As sluggish as this economic recovery has been, it would be even worse if the manufacturing sector wasn't humming along. The Institute for Supply Management reported this week that its manufacturing index hit 60.8, well above what industry pundits expected. It's also the highest reading for the index since May 2004. Any number over 50 suggests that the manufacturing sector is expanding.
2011 looks to be a great year for manufacturing. Considering the depths from which it has risen, that's great news. It was only in December 2008 when the index was at 33.3, the lowest point since June 1980. That was only a month after fabricators gathered in Las Vegas for FABTECH, and everyone was still in a somewhat optimistic mood. To say that manufacturing activity dropped off a cliff is truly accurate.

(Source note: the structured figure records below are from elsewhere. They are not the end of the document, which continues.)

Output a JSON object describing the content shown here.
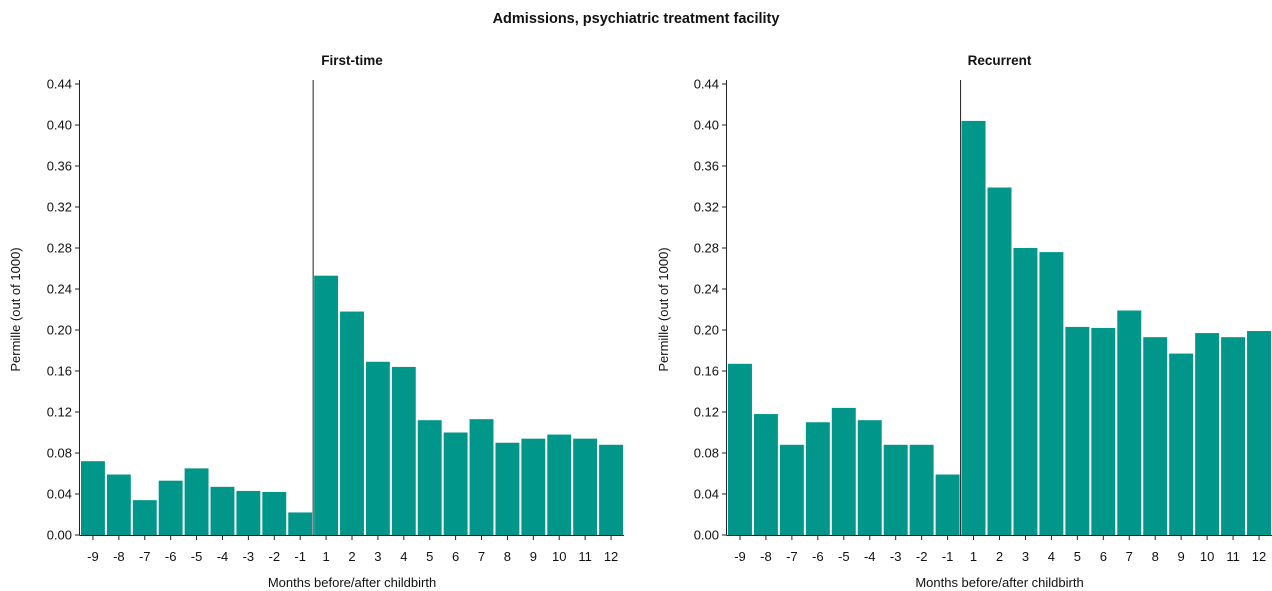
{
  "title": "Admissions, psychiatric treatment facility",
  "colors": {
    "bar": "#00968a",
    "axis": "#222222"
  },
  "chart_data": [
    {
      "type": "bar",
      "subtitle": "First-time",
      "xlabel": "Months before/after childbirth",
      "ylabel": "Permille (out of 1000)",
      "ylim": [
        0,
        0.44
      ],
      "yticks": [
        "0.00",
        "0.04",
        "0.08",
        "0.12",
        "0.16",
        "0.20",
        "0.24",
        "0.28",
        "0.32",
        "0.36",
        "0.40",
        "0.44"
      ],
      "categories": [
        "-9",
        "-8",
        "-7",
        "-6",
        "-5",
        "-4",
        "-3",
        "-2",
        "-1",
        "1",
        "2",
        "3",
        "4",
        "5",
        "6",
        "7",
        "8",
        "9",
        "10",
        "11",
        "12"
      ],
      "values": [
        0.072,
        0.059,
        0.034,
        0.053,
        0.065,
        0.047,
        0.043,
        0.042,
        0.022,
        0.253,
        0.218,
        0.169,
        0.164,
        0.112,
        0.1,
        0.113,
        0.09,
        0.094,
        0.098,
        0.094,
        0.088
      ],
      "childbirth_line_between": [
        "-1",
        "1"
      ]
    },
    {
      "type": "bar",
      "subtitle": "Recurrent",
      "xlabel": "Months before/after childbirth",
      "ylabel": "Permille (out of 1000)",
      "ylim": [
        0,
        0.44
      ],
      "yticks": [
        "0.00",
        "0.04",
        "0.08",
        "0.12",
        "0.16",
        "0.20",
        "0.24",
        "0.28",
        "0.32",
        "0.36",
        "0.40",
        "0.44"
      ],
      "categories": [
        "-9",
        "-8",
        "-7",
        "-6",
        "-5",
        "-4",
        "-3",
        "-2",
        "-1",
        "1",
        "2",
        "3",
        "4",
        "5",
        "6",
        "7",
        "8",
        "9",
        "10",
        "11",
        "12"
      ],
      "values": [
        0.167,
        0.118,
        0.088,
        0.11,
        0.124,
        0.112,
        0.088,
        0.088,
        0.059,
        0.404,
        0.339,
        0.28,
        0.276,
        0.203,
        0.202,
        0.219,
        0.193,
        0.177,
        0.197,
        0.193,
        0.199
      ],
      "childbirth_line_between": [
        "-1",
        "1"
      ]
    }
  ]
}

The Fabricators & Manufacturers Association's resident economic analyst Chris Kuehl suggested in a recent article that manufacturing is headed in a positive direction for three reasons:
- Manufacturers have become better managers of their businesses. The laser-like focus on operations has been broadened and resulted in more focus on financial management and engineering.

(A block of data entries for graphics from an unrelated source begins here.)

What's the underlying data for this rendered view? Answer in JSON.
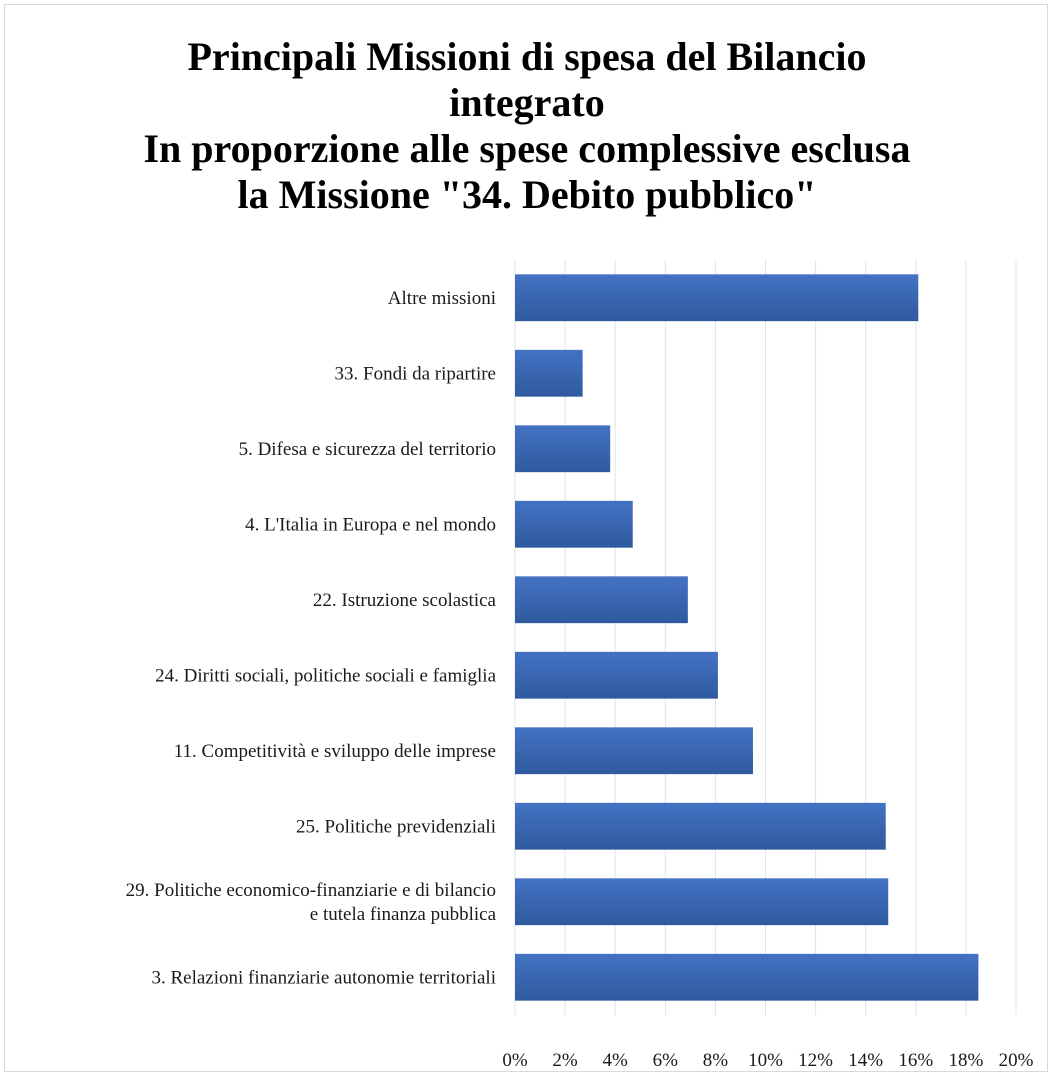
{
  "chart_data": {
    "type": "bar",
    "orientation": "horizontal",
    "title_lines": [
      "Principali Missioni di spesa del Bilancio",
      "integrato",
      "In proporzione alle spese complessive esclusa",
      "la Missione \"34. Debito pubblico\""
    ],
    "categories": [
      "Altre missioni",
      "33. Fondi da ripartire",
      "5. Difesa e sicurezza del territorio",
      "4. L'Italia in Europa e nel mondo",
      "22. Istruzione scolastica",
      "24. Diritti sociali, politiche sociali e famiglia",
      "11. Competitività e sviluppo delle imprese",
      "25. Politiche previdenziali",
      "29. Politiche economico-finanziarie e di bilancio\ne tutela finanza pubblica",
      "3. Relazioni finanziarie autonomie territoriali"
    ],
    "values": [
      16.1,
      2.7,
      3.8,
      4.7,
      6.9,
      8.1,
      9.5,
      14.8,
      14.9,
      18.5
    ],
    "xlim": [
      0,
      20
    ],
    "xticks": [
      "0%",
      "2%",
      "4%",
      "6%",
      "8%",
      "10%",
      "12%",
      "14%",
      "16%",
      "18%",
      "20%"
    ],
    "xtick_values": [
      0,
      2,
      4,
      6,
      8,
      10,
      12,
      14,
      16,
      18,
      20
    ],
    "grid": "vertical",
    "legend": "none",
    "bar_color": "#4472c4",
    "bar_color_dark": "#2f5a9e",
    "grid_color": "#dce3ee"
  }
}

- They have gotten better at sales and marketing. Because word-of-mouth isn't enough anymore, companies are seeking out new customers, even in foreign markets.
- They have adapted to more challenging times with new technology and a more flexible work force.

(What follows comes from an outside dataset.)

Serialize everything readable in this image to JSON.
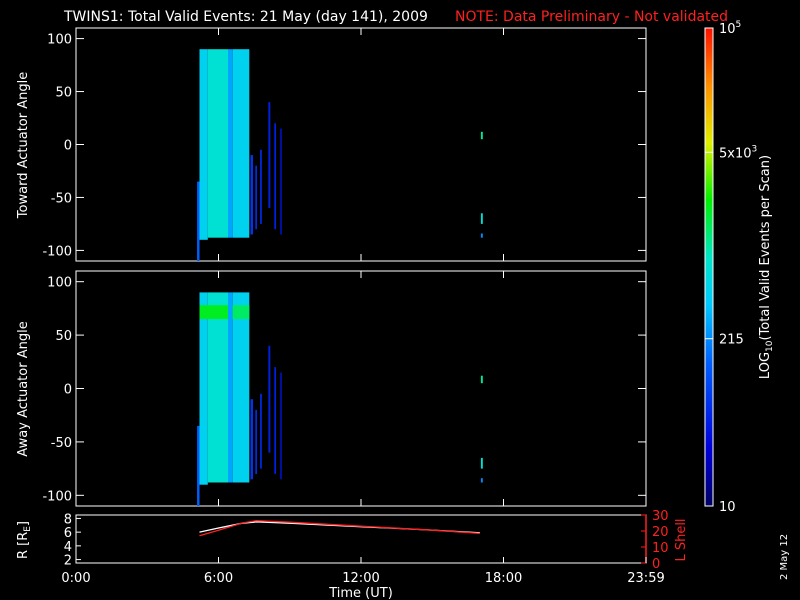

Those are all valid points. I don't doubt a single one. However, I think the real reason manufacturing is rebounding—actually adding jobs for the first time since 1997—is that this is a tangible industry. Manufacturers make stuff, creatr something of value from simple raw material. Everyone understands what a metal fabricator does when they see the final product, not so much when that same fabricator tries to explain what he or she does.
Actually, my co-worker Tim Heston shared this observation with me a couple of months ago, and it's been in the back of my mind every since. Don Begneaud, owner of BEGNEAUD Manufacturing, Lafayette, La., is a staunch believer in this scenario: "We don't do this for the money. We are in the business of creating value," Begneaud told me more than one time over the years.
Think about the service sector jobs that have yet to bounce back to pre-recession totals. Mortgage clerks, real estate agents, money managers—all involve personal interaction and shuffling paper around. They add some value to the transaction, but those positions don't create something tangible and useful.
Of course, we live in a weird society where the Kardashian sisters are rewarded with fame and fortune for something I've yet to figure out and bankers are back to getting their huge paydays. I just lived through my first blizzard, and all I could think of is how thankful I was that the snow blower was running and the city's snow plows were moving snow. I know that fabricators were behind the creation of that equipment, those plows, and those trucks. For two days they proved their worth and overall value to society. I'm still waiting for Khloe, Kim, Kourtney, and Wall Street bankers to do the same.